Java Arabica Estate Nusantara
The Dutch governor in Malabar (India) sent arabica coffee (Coffea arabica) seedlings from Yemen to the Dutch governor of Batavia (now Jakarta) in 1696. The first seedlings failed due to flooding in Batavia. The second shipment of seedlings was sent in 1699 with Hendrik Zwaardecroon. The plants grew, and in 1711 the first exports were sent from Java to Europe by the Dutch East India Company, known by its Dutch initials VOC (Vereenigde Oostindische Compagnie), such that 2000 pounds were shipped in 1717. Indonesia was the first place, outside of Arabia and Ethiopia, where coffee was widely cultivated.

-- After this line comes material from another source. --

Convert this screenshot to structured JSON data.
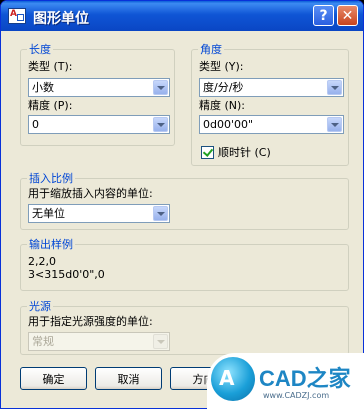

In the late eighteen hundreds, Dutch colonialists established large coffee plantations on the Ijen Plateau in eastern Java. However, disaster struck in the 1876, when the coffee rust disease, Hemileia vastatrix, swept through Indonesia, wiping out most of the Arabica Typica cultivar. Robusta coffee was introduced to East Java in 1900 as a substitute, especially at lower altitudes, where the rust was particularly devastating. Robusta coffee was introduced to smallholders around Kerinci around 1915, and then spread quickly across southern Sumatra during the 1920s, where production soon eclipsed Java. The region remains the most important producing region by volume today.
Dutch-owned plantations on Java were nationalized in the 1950s, soon after independence and are now managed as state-owned plantations under PTPN – Perusahaan Terbatas Perkebunan Nusantara, and revitalized with new varieties of Coffea arabica in the 1950s. These varieties were also adopted by smallholders through the government and various development programs. These old colonial era plantations on Java now grow just a small percentage of the island’s coffee, though these revived old estates grow most of the island’s premium gourmet Arabica varietal coffee.
The Java Arabica Estate coffee has a low-toned richness that is typical of Indonesian, but with a full body that is clean and thick, and a medium acidity along with earthy qualities, but less earthy than some other Indonesian coffees such as Borneo, Sulawesi and Sumatra.